Guido Heethey fehlen die Einnahmen aus dem Wochenendgeschäft. © Manuela Hollstegge (A)
Sorgen für Taxiunternehmen

Nachmittags und am Wochenende bleiben viele Taxis in Dorsten stehen

Am Wochenende und am Abend findet in Lockdown-Zeiten nicht mehr viel statt. Das trifft auch die Taxiunternehmen in Dorsten. Dabei spielen sie eine wichtige Rolle im Gesundheitssystem.

Die Corona-Pandemie trifft viele Branchen direkt, aber auch einige eher indirekt. Dazu zählen die Taxiunternehmen. „Durch die Schließung der Gastronomie ist das Geschäft am Wochenende eingebrochen“, berichtet Guido Heethey, seit über 20 Jahren mit seinen Taxis in Dorsten und Umgebung unterwegs. Während sonst am Wochenende fünf bis sechs Fahrzeuge im Einsatz waren, fahren aktuell nur noch zwei bis drei und das mit geringerem Umsatz. Die Zahl der Fahrten ab der Nachtschicht sei um 70 bis 80 Prozent zurückgegangen.

Krankenfahrten bilden derzeit Hauptanteil

80 Prozent der verbleibenden Touren in der Woche seien Krankenfahrten. Unter anderem Krebs- und Dialysepatienten bringen die Taxis in die Krankenhäuser, auch nach Recklinghausen oder in die Universitätskliniken in Münster und Essen. „Wenn ein Taxiunternehmen geschlossen werden müsste, möchte ich mal sehen, wie die ganzen Krankentransporte stattfinden sollen“, macht Guido Heethey deutlich.

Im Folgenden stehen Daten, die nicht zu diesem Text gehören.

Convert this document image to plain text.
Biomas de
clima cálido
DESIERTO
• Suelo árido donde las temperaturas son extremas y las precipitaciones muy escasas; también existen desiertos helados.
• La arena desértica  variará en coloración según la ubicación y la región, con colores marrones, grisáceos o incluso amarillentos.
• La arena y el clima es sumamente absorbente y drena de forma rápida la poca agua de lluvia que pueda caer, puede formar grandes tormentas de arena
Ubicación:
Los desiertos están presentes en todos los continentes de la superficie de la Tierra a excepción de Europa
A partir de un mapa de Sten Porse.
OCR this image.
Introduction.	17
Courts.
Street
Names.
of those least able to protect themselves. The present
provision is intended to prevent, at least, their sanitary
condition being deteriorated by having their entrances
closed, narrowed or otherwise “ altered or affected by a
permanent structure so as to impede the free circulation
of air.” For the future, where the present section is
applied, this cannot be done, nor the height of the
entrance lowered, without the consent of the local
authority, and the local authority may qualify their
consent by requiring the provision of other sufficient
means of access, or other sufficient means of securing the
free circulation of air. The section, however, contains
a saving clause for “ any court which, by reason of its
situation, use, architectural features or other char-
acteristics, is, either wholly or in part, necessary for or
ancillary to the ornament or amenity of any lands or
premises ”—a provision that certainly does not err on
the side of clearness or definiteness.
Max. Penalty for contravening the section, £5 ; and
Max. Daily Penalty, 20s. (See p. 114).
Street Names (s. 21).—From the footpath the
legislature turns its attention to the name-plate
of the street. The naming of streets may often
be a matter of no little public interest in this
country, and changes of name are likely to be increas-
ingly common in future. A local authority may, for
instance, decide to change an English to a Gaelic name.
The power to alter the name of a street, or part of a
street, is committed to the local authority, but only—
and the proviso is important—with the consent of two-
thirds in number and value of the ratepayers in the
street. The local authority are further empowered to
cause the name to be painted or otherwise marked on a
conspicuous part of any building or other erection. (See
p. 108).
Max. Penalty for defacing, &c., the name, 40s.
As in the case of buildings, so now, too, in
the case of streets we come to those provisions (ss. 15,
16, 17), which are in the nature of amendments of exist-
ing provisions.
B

Im Moment müsse er von Monat zu Monat neu gucken, was auf ihn zukommt. Wenn die Gastronomie wieder öffnet, könnte das Wochenendgeschäft wieder angekurbelt werden.

Auch Adrian Cybulski vom Betrieb „Taxi Dorsten“ kann wenig Positives berichten. „Die Fahrzeuge stehen ab dem Mittag fast komplett, wir haben bis zu 80 Prozent Verlust“, erklärt er. Nach 13 Uhr, wenn die Krankenfahrten weitgehend abgeschlossen sind, werde von den vier Autos nur noch eines benötigt, ab 17 Uhr komme der Betrieb eigentlich komplett zum Erliegen.

Auch am Wochenende fährt nur ein Taxi, das trotzdem nur die Hälfte der vor Corona normalen Auslastung hat. Somit kommen auch weniger Fahrer zum Einsatz. „In Zeiten, wo wir wissen, dass kaum jemand fährt, bleiben die Autos nicht draußen“, erläutert Adrian Cybulski. Dann werde abends ein Fahrer von zu Hause gerufen.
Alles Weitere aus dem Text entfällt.